The processed data is then fed into a logistic regression model, a common method for text classification tasks. The model is trained to predict the book category based on the processed description. The most predictive words for each category are extracted from the model, providing insight into the words that heavily influence the classification into each category.

This project showcases the power and scalability of Apache Spark in handling large-scale text data and implementing machine learning algorithms efficiently. The script uses PySpark, a Python library for Spark programming, to build and run the NLP pipeline and logistic regression model.
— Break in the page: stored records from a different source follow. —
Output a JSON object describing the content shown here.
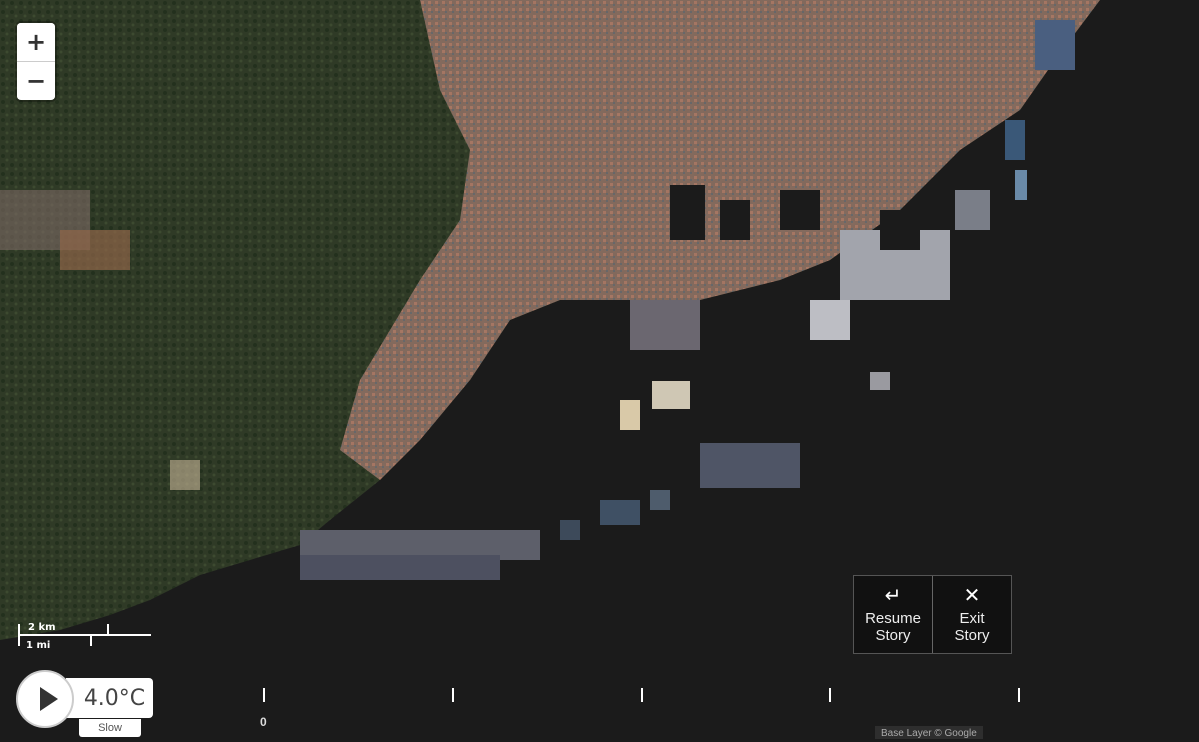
{
  "zoom": {
    "in_label": "+",
    "out_label": "−"
  },
  "scale": {
    "metric": "2 km",
    "imperial": "1 mi"
  },
  "story": {
    "resume_icon": "↵",
    "resume_label": "Resume Story",
    "exit_icon": "✕",
    "exit_label": "Exit Story"
  },
  "player": {
    "temperature": "4.0°C",
    "speed": "Slow"
  },
  "timeline": {
    "start_label": "0"
  },
  "attribution": "Base Layer © Google",
  "colors": {
    "sea": "#1b1b1b",
    "land_forest": "#2e3a24",
    "urban": "#8a6a60"
  }
}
The output of this project includes the logistic regression model and a list of the most predictive words for each category. These words are presented along with their coefficients, which represent their influence on the prediction of each category.
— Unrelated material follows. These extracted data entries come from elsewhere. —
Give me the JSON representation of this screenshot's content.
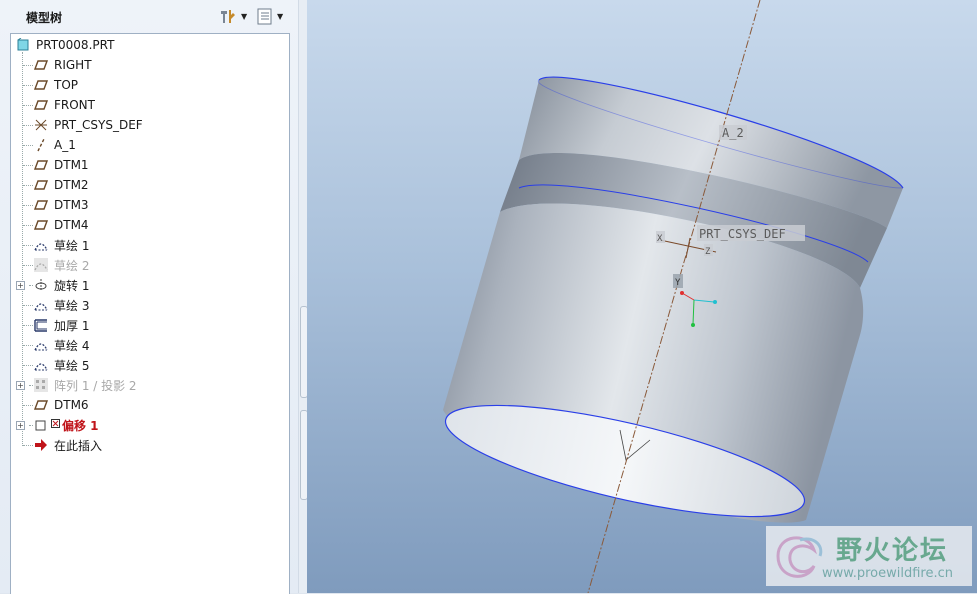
{
  "model_tree": {
    "title": "模型树",
    "root": "PRT0008.PRT",
    "items": [
      {
        "label": "RIGHT",
        "icon": "datum-plane-icon"
      },
      {
        "label": "TOP",
        "icon": "datum-plane-icon"
      },
      {
        "label": "FRONT",
        "icon": "datum-plane-icon"
      },
      {
        "label": "PRT_CSYS_DEF",
        "icon": "coordinate-system-icon"
      },
      {
        "label": "A_1",
        "icon": "datum-axis-icon"
      },
      {
        "label": "DTM1",
        "icon": "datum-plane-icon"
      },
      {
        "label": "DTM2",
        "icon": "datum-plane-icon"
      },
      {
        "label": "DTM3",
        "icon": "datum-plane-icon"
      },
      {
        "label": "DTM4",
        "icon": "datum-plane-icon"
      },
      {
        "label": "草绘 1",
        "icon": "sketch-icon"
      },
      {
        "label": "草绘 2",
        "icon": "sketch-icon",
        "state": "suppressed"
      },
      {
        "label": "旋转 1",
        "icon": "revolve-icon",
        "expandable": true
      },
      {
        "label": "草绘 3",
        "icon": "sketch-icon"
      },
      {
        "label": "加厚 1",
        "icon": "thicken-icon"
      },
      {
        "label": "草绘 4",
        "icon": "sketch-icon"
      },
      {
        "label": "草绘 5",
        "icon": "sketch-icon"
      },
      {
        "label": "阵列 1 / 投影 2",
        "icon": "pattern-icon",
        "state": "suppressed",
        "expandable": true
      },
      {
        "label": "DTM6",
        "icon": "datum-plane-icon"
      },
      {
        "label": "偏移 1",
        "icon": "offset-icon",
        "state": "error",
        "expandable": true
      },
      {
        "label": "在此插入",
        "icon": "insert-here-arrow-icon"
      }
    ]
  },
  "header_buttons": {
    "settings": "tree-settings-icon",
    "columns": "tree-columns-icon"
  },
  "viewport": {
    "labels": {
      "axis": "A_2",
      "csys": "PRT_CSYS_DEF",
      "csys_x": "X",
      "csys_y": "Y",
      "csys_z": "Z"
    }
  },
  "watermark": {
    "title": "野火论坛",
    "url": "www.proewildfire.cn"
  },
  "colors": {
    "edge_highlight": "#2a3fe8",
    "error_text": "#c0141a",
    "viewport_top": "#c8d9ec",
    "viewport_bottom": "#7f9bbd"
  }
}
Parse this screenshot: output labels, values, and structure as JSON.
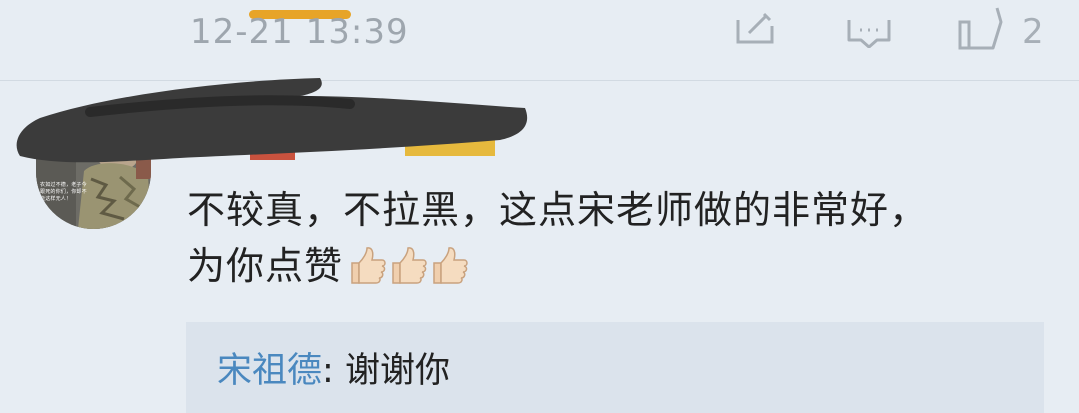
{
  "post_footer": {
    "timestamp": "12-21 13:39",
    "repost_icon": "repost-icon",
    "comment_icon": "comment-icon",
    "like_icon": "thumb-up-icon",
    "like_count": "2"
  },
  "comment": {
    "avatar_caption": "农如过不德，老子今跟死的你们，你却不能这样无人！",
    "line1": "不较真，不拉黑，这点宋老师做的非常好，",
    "line2": "为你点赞",
    "emoji": [
      "thumbs-up-emoji",
      "thumbs-up-emoji",
      "thumbs-up-emoji"
    ]
  },
  "reply": {
    "author": "宋祖德",
    "separator": ": ",
    "text": "谢谢你"
  },
  "colors": {
    "background": "#e7edf3",
    "reply_background": "#dbe3ec",
    "author_link": "#4a88bf",
    "accent_pill": "#e7a428",
    "muted": "#a7afb7"
  }
}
This project could be of particular interest to researchers, data scientists, or businesses in the publishing industry seeking to understand and predict book categories based on descriptions, or to anyone interested in text classification and natural language processing.
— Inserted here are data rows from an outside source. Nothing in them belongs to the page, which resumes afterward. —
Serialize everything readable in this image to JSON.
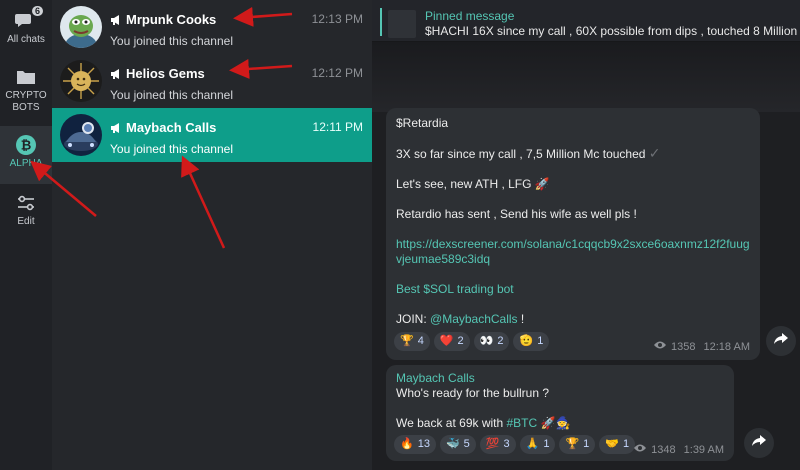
{
  "rail": {
    "items": [
      {
        "label": "All chats",
        "badge": "6"
      },
      {
        "label": "CRYPTO\nBOTS"
      },
      {
        "label": "ALPHA"
      },
      {
        "label": "Edit"
      }
    ]
  },
  "chats": [
    {
      "title": "Mrpunk Cooks",
      "time": "12:13 PM",
      "subtitle": "You joined this channel"
    },
    {
      "title": "Helios Gems",
      "time": "12:12 PM",
      "subtitle": "You joined this channel"
    },
    {
      "title": "Maybach Calls",
      "time": "12:11 PM",
      "subtitle": "You joined this channel"
    }
  ],
  "pinned": {
    "title": "Pinned message",
    "text": "$HACHI   16X since my call , 60X possible from dips , touched 8 Million  Mc"
  },
  "message1": {
    "lines": [
      "$Retardia",
      "3X   so far since my call , 7,5 Million Mc touched",
      "Let's see, new ATH , LFG 🚀",
      "Retardio has sent , Send his wife as well pls !",
      "https://dexscreener.com/solana/c1cqqcb9x2sxce6oaxnmz12f2fuug",
      "vjeumae589c3idq",
      "Best $SOL trading bot",
      "JOIN: ",
      "@MaybachCalls",
      " !"
    ],
    "check": "✓",
    "reactions": [
      {
        "emoji": "🏆",
        "count": "4"
      },
      {
        "emoji": "❤️",
        "count": "2"
      },
      {
        "emoji": "👀",
        "count": "2"
      },
      {
        "emoji": "🫡",
        "count": "1"
      }
    ],
    "views": "1358",
    "time": "12:18 AM"
  },
  "message2": {
    "sender": "Maybach Calls",
    "line1": "Who's ready for the bullrun ?",
    "line2_prefix": "We back at 69k with ",
    "line2_tag": "#BTC",
    "line2_suffix": " 🚀🧙",
    "reactions": [
      {
        "emoji": "🔥",
        "count": "13"
      },
      {
        "emoji": "🐳",
        "count": "5"
      },
      {
        "emoji": "💯",
        "count": "3"
      },
      {
        "emoji": "🙏",
        "count": "1"
      },
      {
        "emoji": "🏆",
        "count": "1"
      },
      {
        "emoji": "🤝",
        "count": "1"
      }
    ],
    "views": "1348",
    "time": "1:39 AM"
  },
  "icons": {
    "chat": "speech-bubbles-icon",
    "folder": "folder-icon",
    "bitcoin": "bitcoin-icon",
    "edit": "sliders-icon",
    "megaphone": "megaphone-icon",
    "eye": "eye-icon",
    "forward": "forward-arrow-icon"
  },
  "colors": {
    "accent": "#55c6b4",
    "active_row": "#0e9e8a",
    "annotation_arrow": "#d11a1a",
    "bubble": "#2d3034"
  }
}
3. Natural Language Processing

The purpose of this step is to use the BERTopic (https://github.com/MaartenGr/BERTopic) as the method to explore the topics in the in unsupervised scheme. Compared with the original BERTopic implementation, my implementation

A common BERTopic workflow consists of these three steps:

• Transfer learning with BERT-class models to generate (sentence) embeddings for each entry of corpus.
• Dimension Reduction of the embedding vectors with PCA, t-SNE or UMAP to prepare for clustering.
• Clustering with algorithms as K-Means, DBSCAN, HDBSCAN depending on the research purpose. For this project, I choose to use hierarchical clustering algorithm, as I want low tolerance of meaningless clusters.

The common bottleneck of BERTopic in my experience is in the steps of dimension reduction (often with UMAP), and clustering (hierarchical clustering with HDBSCAN in the use case of this project). When the size data entries is large (>100K), with the large size of dimensions of input embedding vectors (512), computation time of these two steps deteriorate. That was because in the original code, these vector calculations are serialized.

Therefore, for these free steps, I deploy different strategies to speedup with scalable operations:

• Transfer learning embedding generation with SparkNLP
• Dimension reduction and hierarchical clustering with GPU speedup with cuML, as they are vector calculations.

The code workflow and the results are shown in the notebook BERTopic with SparkML and cuML.ipynb. As the result, the HDBSCAN clustering generated 8 valid clusters for 3K entries in the valid size of data entries of 7K, which is a nature of hierarchical clustering. The clustering results are presented by the ranking if "important words" in the clusters with the highest TF-IDF scores.

4. Computer Vision

The code of this step is in Google Vision API Cover Analysis.ipynb. This step we did a computer vision analysis on the covers of the book metadata with Google Cloud Vision API. With the API call of AnnotateImageRequest, we can have a list of the recognized objects within the book cover by the cloud-based image recognition model. This step is parallelized by AWS Lambda function. Corresponding Lambda function code is in the file of google_vision_lambda.py.

In order to analyze the design patterns over the social science literatures, we can use a different way to interpret the visual elements. We can interpret the cover as a "documents" that are consisted of design elements as "words". In this way, we can perform an LDA analysis, to explore what are the clusters of design patterns over our scraped books. I filter the design elements that exists over 80% of books or with frequency less than 2. The number of LDA topics is set at 10 for convenience. The LDA is parallelized with multicore with the python package gensim, and its topic modelling results are shown in the notebook.

The interactive pattern analysis LDA is provided in the file of Google Vision API Cover Analysis.html.